Estambul está bañada por el mar, más bien el mar la atraviesa, parece como cortar la tierra separándola en dos continentes: la vieja Europa y el exótico Asia, es el Bósforo que conforma dos orillas a la cual más seductora, ambas llenas de palacios e iglesias, de ruinas de castillos, de masas de bosque que entretejen un verde tapiz en en la tierra. El Bósforo es un estrecho en el que el agua fluye desde el Mar Negro al mar de Mármara, el mar de mármol, el Bosforo es la puerta entre Occidente y Oriente, entre dos culturas tan distinas y tan distantes entre si. En Estambul la gente siempre es abierta, de corazón intrépido,  comerciantes y devotos, ciudad de esencias y especias, de silenciosos sonoros y sagrados, de bullicio y caos. Estambul es azul turquesa y verde, pero de miles de banderas rojas con una media luna y una estrella, de geometrías perfectas, de ruinas y angustias, es contradictoria y noble, sus habitantes han crecido desde un millón a quince millones en poco más de treinta años.

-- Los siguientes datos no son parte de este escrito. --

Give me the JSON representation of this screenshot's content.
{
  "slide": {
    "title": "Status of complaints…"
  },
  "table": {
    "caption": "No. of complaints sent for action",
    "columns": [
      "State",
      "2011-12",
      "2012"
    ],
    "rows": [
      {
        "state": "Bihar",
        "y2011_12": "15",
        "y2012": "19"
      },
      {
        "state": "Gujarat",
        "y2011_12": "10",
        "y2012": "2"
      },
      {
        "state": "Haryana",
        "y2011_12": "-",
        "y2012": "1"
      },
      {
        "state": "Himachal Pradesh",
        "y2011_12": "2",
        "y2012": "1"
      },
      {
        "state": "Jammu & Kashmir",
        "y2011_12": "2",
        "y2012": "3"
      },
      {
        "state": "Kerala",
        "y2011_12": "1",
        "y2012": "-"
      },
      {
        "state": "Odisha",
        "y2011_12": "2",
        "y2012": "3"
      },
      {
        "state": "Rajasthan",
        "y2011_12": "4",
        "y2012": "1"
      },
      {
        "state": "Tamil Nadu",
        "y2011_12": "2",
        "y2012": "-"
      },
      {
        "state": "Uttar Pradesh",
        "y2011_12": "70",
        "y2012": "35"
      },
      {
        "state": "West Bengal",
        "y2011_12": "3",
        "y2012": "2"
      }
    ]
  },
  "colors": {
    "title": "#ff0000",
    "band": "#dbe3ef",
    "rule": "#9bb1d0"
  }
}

Los estambulíes saben de su pasado porque lo llevan marcado en sus entrañas, saben de su grandeza pasada por eso son orgullosos, saben de sus debilidades por eso sonríen siempre. Estambul no se parece a nada y se parece a todo. Estambul es única. Estambul, una ciudad de contrastes.




Comentarios

José Luis Ortiz ha dicho que…
La nobleza de una civilización milenaria. Evocadora despcripción, Víctor... ¿para cuándo las fotos?